To evaluate the conversation, we need to understand if the response is complete and accurate, if it maintains the sentiment of the conversation, if the response includes any sensitive data that is not required, if the response is biased, if the grammar is correct, etc. Thus, these aspects become the parameters on which the conversation/response should be evaluated to get the pass/fail decision. Each parameter of success becomes an “evaluator” in our test. Meaning, if we want to measure the similarity between two sentences, that becomes the Similarity evaluator. There could be different parameters that are required based on the application. We came up with this mind map for evaluators:

Relevance: Evaluate if the AI responses are relevant to the user’s queries or statements. Irrelevant responses can lead to a poor user experience.
Bias & fairness: Check for biases in the AI’s responses and ensure fairness in its interactions with users. AI systems should treat all users impartially and avoid perpetuating stereotypes or discrimination.
Privacy & security: Ensure that the AI respects user privacy and handles sensitive information securely. It should adhere to relevant data protection regulations and best practices.
Coherence: Assess the coherence and logical flow of the AI responses. Responses should make sense in the context of the conversation and should follow a logical structure.
Similarity: Measure if AI responses are similar compared to the ground truth or expected responses.
Sentiment: Measure if AI responses to a customer message are positive/neutral or negative.
Tone & politeness: Consider the tone and politeness of the AI responses. Responses should be respectful and appropriate for the context of the conversation.
Timeliness: Evaluate the timeliness of the AI responses. Responses should be provided in a reasonable time frame to maintain the flow of the conversation.
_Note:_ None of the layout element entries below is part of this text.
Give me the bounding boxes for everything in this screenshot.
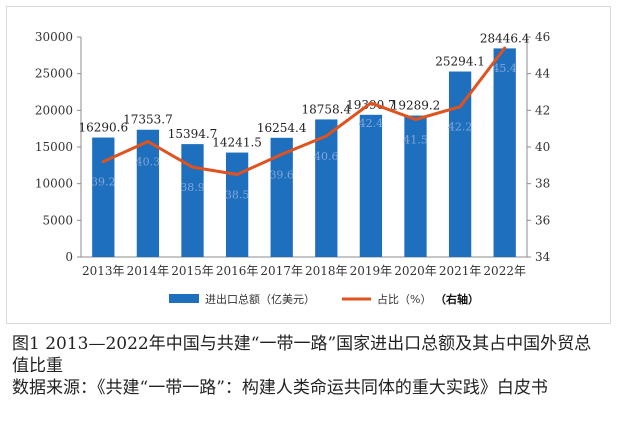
line-value-label: 39.6: [269, 168, 294, 181]
line-series: [102, 47, 506, 176]
bar: [270, 137, 293, 257]
bar: [181, 144, 204, 257]
line-point: [101, 160, 105, 164]
bar: [493, 48, 516, 257]
line-point: [369, 101, 373, 105]
line-point: [503, 46, 507, 50]
bar: [92, 137, 115, 257]
bar: [404, 115, 427, 257]
bar: [315, 119, 338, 257]
x-tick-label: 2020年: [394, 264, 437, 278]
data-source-note: 数据来源：《共建“一带一路”：构建人类命运共同体的重大实践》白皮书: [12, 378, 548, 398]
line-point: [235, 173, 239, 176]
bar: [359, 114, 383, 257]
x-tick-label: 2016年: [216, 264, 259, 278]
chart-container: 0 5000 10000 15000 20000 25000 30000 34 36 38 40 42…: [6, 6, 611, 324]
left-tick-label: 25000: [35, 67, 73, 81]
line-value-label: 38.5: [225, 189, 250, 202]
x-tick-label: 2017年: [260, 264, 303, 278]
left-tick-label: 5000: [42, 213, 73, 227]
line-point: [414, 118, 417, 121]
bar: [448, 71, 472, 257]
bar-value-label: 15394.7: [168, 127, 218, 141]
right-tick-label: 44: [535, 67, 551, 81]
line-value-label: 40.3: [136, 156, 161, 169]
right-tick-label: 42: [535, 103, 550, 117]
x-tick-label: 2015年: [171, 264, 214, 278]
line-value-label: 39.2: [91, 176, 116, 189]
legend-swatch-bar: [169, 294, 199, 303]
x-tick-label: 2021年: [439, 264, 482, 278]
bar-value-label: 17353.7: [123, 113, 173, 127]
left-tick-label: 0: [65, 250, 73, 264]
bar-value-label: 25294.1: [435, 55, 485, 69]
bar-value-label: 19289.2: [391, 99, 441, 113]
left-tick-label: 10000: [35, 177, 73, 191]
x-tick-label: 2013年: [82, 264, 125, 278]
bar: [225, 152, 249, 257]
line-point: [146, 140, 150, 143]
right-tick-label: 40: [535, 140, 550, 154]
right-tick-label: 36: [535, 213, 550, 227]
bar-value-label: 28446.4: [480, 31, 530, 45]
line-value-label: 42.4: [359, 117, 384, 130]
right-tick-label: 34: [535, 250, 551, 264]
legend-label-line: 占比（%）: [377, 292, 431, 306]
figure-caption: 图1 2013—2022年中国与共建“一带一路”国家进出口总额及其占中国外贸总值…: [12, 334, 592, 376]
bar-value-label: 16290.6: [78, 121, 128, 135]
left-tick-label: 30000: [35, 30, 73, 44]
right-tick-label: 46: [535, 30, 550, 44]
x-tick-label: 2019年: [350, 264, 393, 278]
legend-label-right-axis: （右轴）: [435, 292, 479, 306]
bar-value-label: 18758.4: [301, 102, 351, 116]
legend-label-bar: 进出口总额（亿美元）: [205, 292, 315, 306]
line-value-label: 42.2: [448, 121, 473, 134]
line-point: [324, 134, 328, 138]
left-tick-label: 20000: [35, 103, 73, 117]
right-tick-label: 38: [535, 177, 550, 191]
line-point: [191, 165, 194, 169]
line-value-label: 45.4: [492, 62, 517, 75]
line-point: [458, 105, 462, 109]
chart: 0 5000 10000 15000 20000 25000 30000 34 36 38 40 42…: [35, 30, 551, 306]
line-point: [280, 152, 284, 156]
bar: [136, 129, 160, 257]
line-value-label: 41.5: [403, 134, 428, 147]
x-tick-label: 2022年: [483, 264, 526, 278]
line-value-label: 40.6: [314, 150, 339, 163]
line-value-label: 38.9: [180, 181, 205, 194]
bar-value-label: 14241.5: [212, 136, 262, 150]
x-tick-label: 2018年: [305, 264, 348, 278]
x-tick-label: 2014年: [127, 264, 170, 278]
bar-value-label: 16254.4: [257, 121, 307, 135]
left-tick-label: 15000: [35, 140, 73, 154]
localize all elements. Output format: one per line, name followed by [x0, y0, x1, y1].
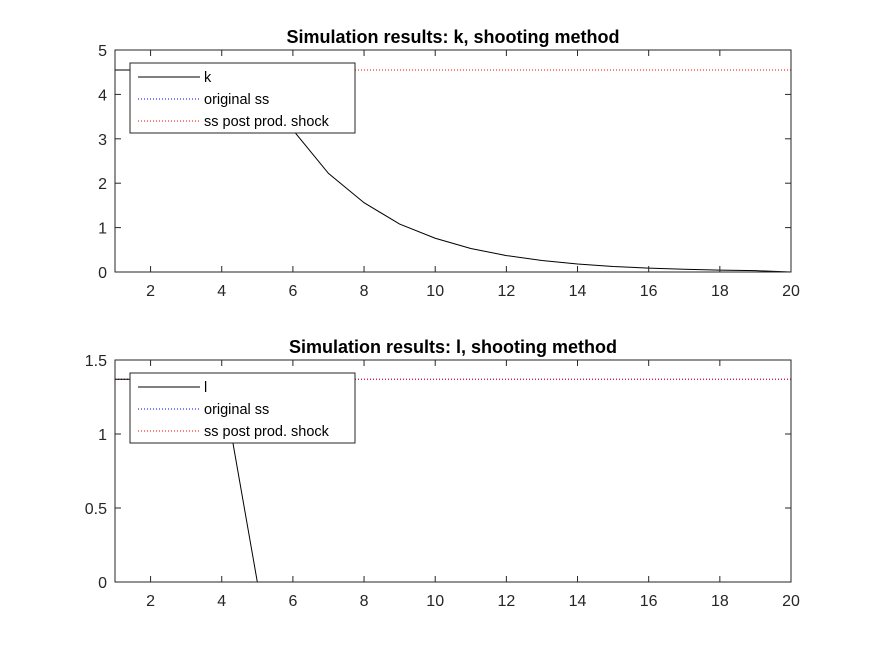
x-tick-label: 16 — [640, 593, 658, 610]
x-tick-label: 8 — [360, 593, 369, 610]
x-tick-label: 18 — [711, 283, 729, 300]
x-tick-label: 14 — [569, 593, 587, 610]
y-tick-label: 1 — [98, 427, 107, 444]
y-tick-label: 1 — [98, 221, 107, 238]
x-tick-label: 6 — [288, 283, 297, 300]
y-tick-label: 2 — [98, 176, 107, 193]
chart-title: Simulation results: l, shooting method — [289, 337, 617, 357]
y-tick-label: 0 — [98, 265, 107, 282]
chart-title: Simulation results: k, shooting method — [286, 27, 619, 47]
x-tick-label: 12 — [497, 283, 515, 300]
x-tick-label: 12 — [497, 593, 515, 610]
x-tick-label: 8 — [360, 283, 369, 300]
legend-label-2: original ss — [204, 402, 269, 418]
x-tick-label: 20 — [782, 593, 800, 610]
x-tick-label: 20 — [782, 283, 800, 300]
legend-box — [129, 372, 356, 444]
x-tick-label: 10 — [426, 593, 444, 610]
x-tick-label: 18 — [711, 593, 729, 610]
x-tick-label: 6 — [288, 593, 297, 610]
legend: k original ss ss post prod. shock — [129, 62, 356, 134]
y-tick-label: 3 — [98, 132, 107, 149]
legend-label-3: ss post prod. shock — [204, 114, 330, 130]
y-tick-label: 0.5 — [85, 501, 107, 518]
x-tick-label: 4 — [217, 283, 226, 300]
x-tick-label: 10 — [426, 283, 444, 300]
legend-label-1: k — [204, 70, 212, 86]
legend-label-2: original ss — [204, 92, 269, 108]
axes-box — [114, 49, 792, 273]
y-tick-label: 1.5 — [85, 353, 107, 370]
x-tick-label: 2 — [146, 593, 155, 610]
x-tick-label: 16 — [640, 283, 658, 300]
legend: l original ss ss post prod. shock — [129, 372, 356, 444]
legend-box — [129, 62, 356, 134]
x-tick-label: 4 — [217, 593, 226, 610]
axes-box — [114, 359, 792, 583]
legend-label-3: ss post prod. shock — [204, 424, 330, 440]
legend-label-1: l — [204, 380, 207, 396]
plot-panel-2: 2 4 6 8 10 12 14 16 18 20 0 0.5 1 1.5 Simulation resul… — [85, 337, 800, 610]
y-tick-label: 4 — [98, 87, 107, 104]
y-tick-label: 0 — [98, 575, 107, 592]
x-tick-label: 2 — [146, 283, 155, 300]
x-tick-label: 14 — [569, 283, 587, 300]
y-tick-label: 5 — [98, 43, 107, 60]
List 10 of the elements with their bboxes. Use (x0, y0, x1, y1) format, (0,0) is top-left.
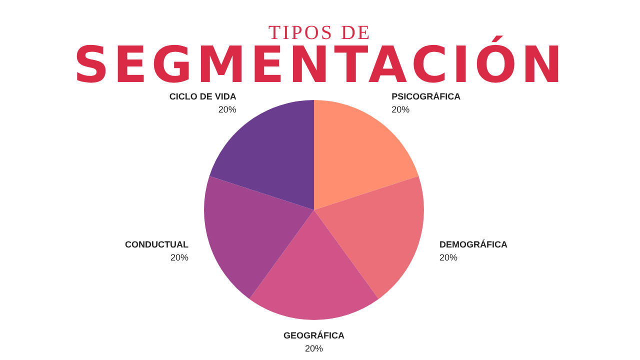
slice-label: CONDUCTUAL (124, 239, 189, 250)
slice-label: PSICOGRÁFICA (392, 92, 462, 102)
data-label: 20% (170, 252, 188, 262)
slice-label: DEMOGRÁFICA (440, 239, 508, 250)
data-label: 20% (392, 104, 410, 115)
slice-label: GEOGRÁFICA (283, 330, 345, 340)
data-label: 20% (440, 252, 458, 262)
data-label: 20% (218, 104, 236, 115)
slice-label: CICLO DE VIDA (169, 92, 237, 102)
data-label: 20% (304, 343, 324, 354)
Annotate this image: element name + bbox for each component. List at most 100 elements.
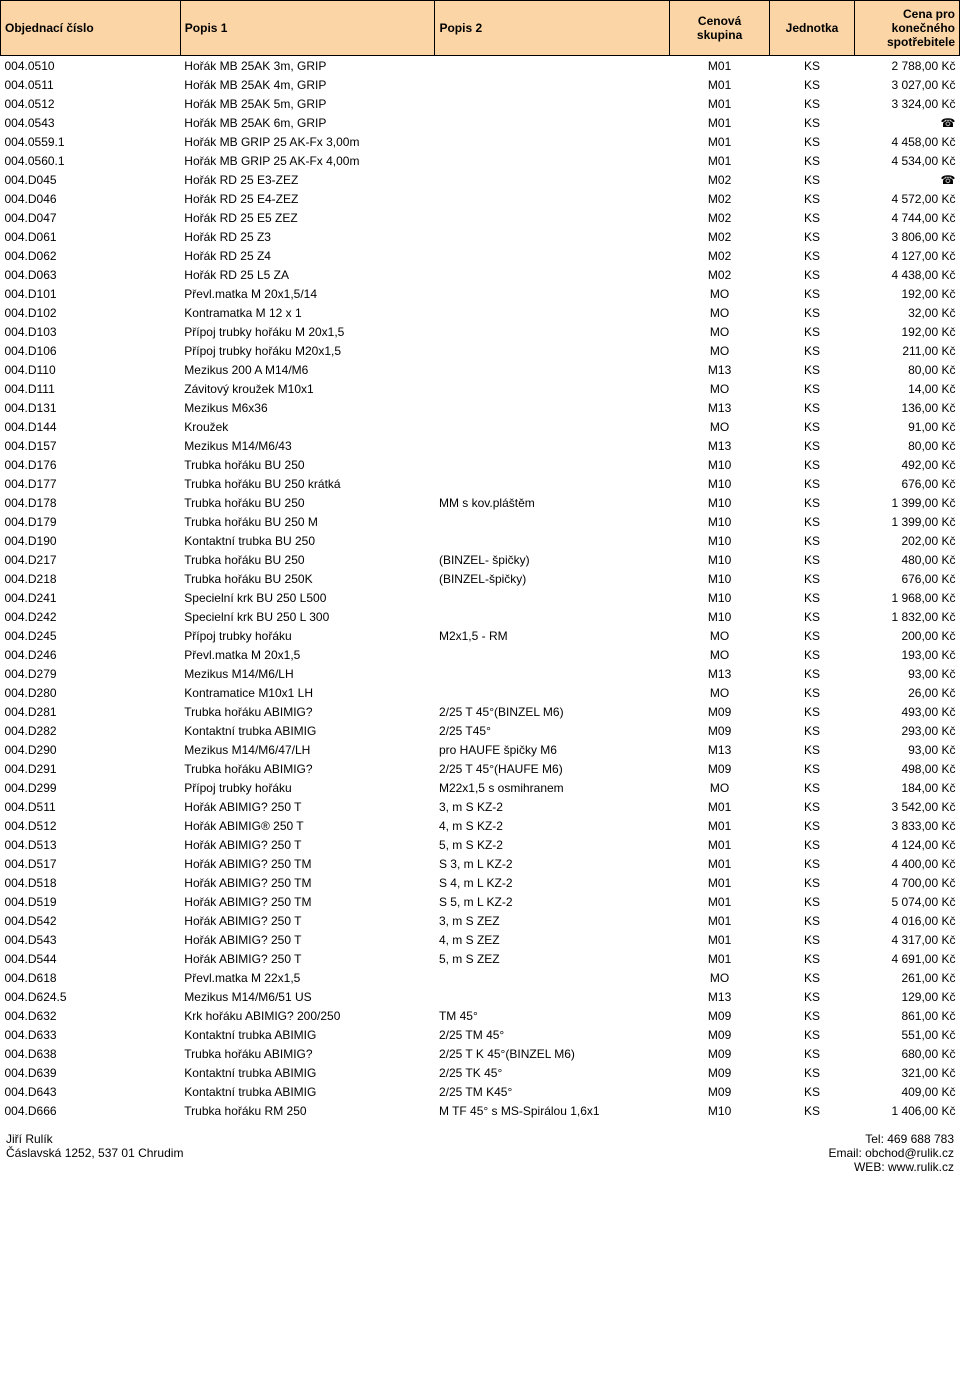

The principle behind the evaluator design is that it takes input that the bots generate and runs an LLM assessment using a prompt. The prompt is written to give a score or a binary result, depending on the type of check we want to make. In our case, we had another check, which is custom C# code to evaluate and score this bot response, because the LLM used by our test framework was the same as the one that our chatbot used. This additional check provided us with confidence in the score and helped us mitigate the risk associated with using the same model for our test and application framework. Alternatively, we can use a different model (such as GPT 4) for our test framework to get more accurate results.

Let’s look at some of the evaluators that were important in our case and why.

Security: We do not want any sensitive data to be accidentally shared. The evaluator parses the response for personally identifiable information (PII) and generates a score for each check. These scores are compared, and a minimum value is taken to validate against the threshold.

Sentiment: When talking to a customer, it is important to maintain a positive or neutral tone. Thus, the sentiment evaluator takes the bot-generated response and checks whether the sentiment of a message is positive/neutral or negative.

Similarity: We need to ensure that the response is contextually close to an expected output. The chatbot response is sent to the model to evaluate the context similarity of the two texts and a score is given. Another evaluation check was done using the FuzzySharp library, and the score was produced. An average of the two scores is computed and compared against a set threshold value.

The Future of Testing Frameworks

As LLMs continue to advance, our testing frameworks must evolve to keep pace. With the rapid development of GenAI-based applications, ensuring trust in these systems is crucial. Our innovative approach has enabled us to build automated tests that can validate non-deterministic outputs, a significant step forward in maintaining the reliability of AI-driven applications. An additional advantage is the seamless integration of this framework into the code promotion pipeline. The possibilities are endless, and this is just the beginning of our journey!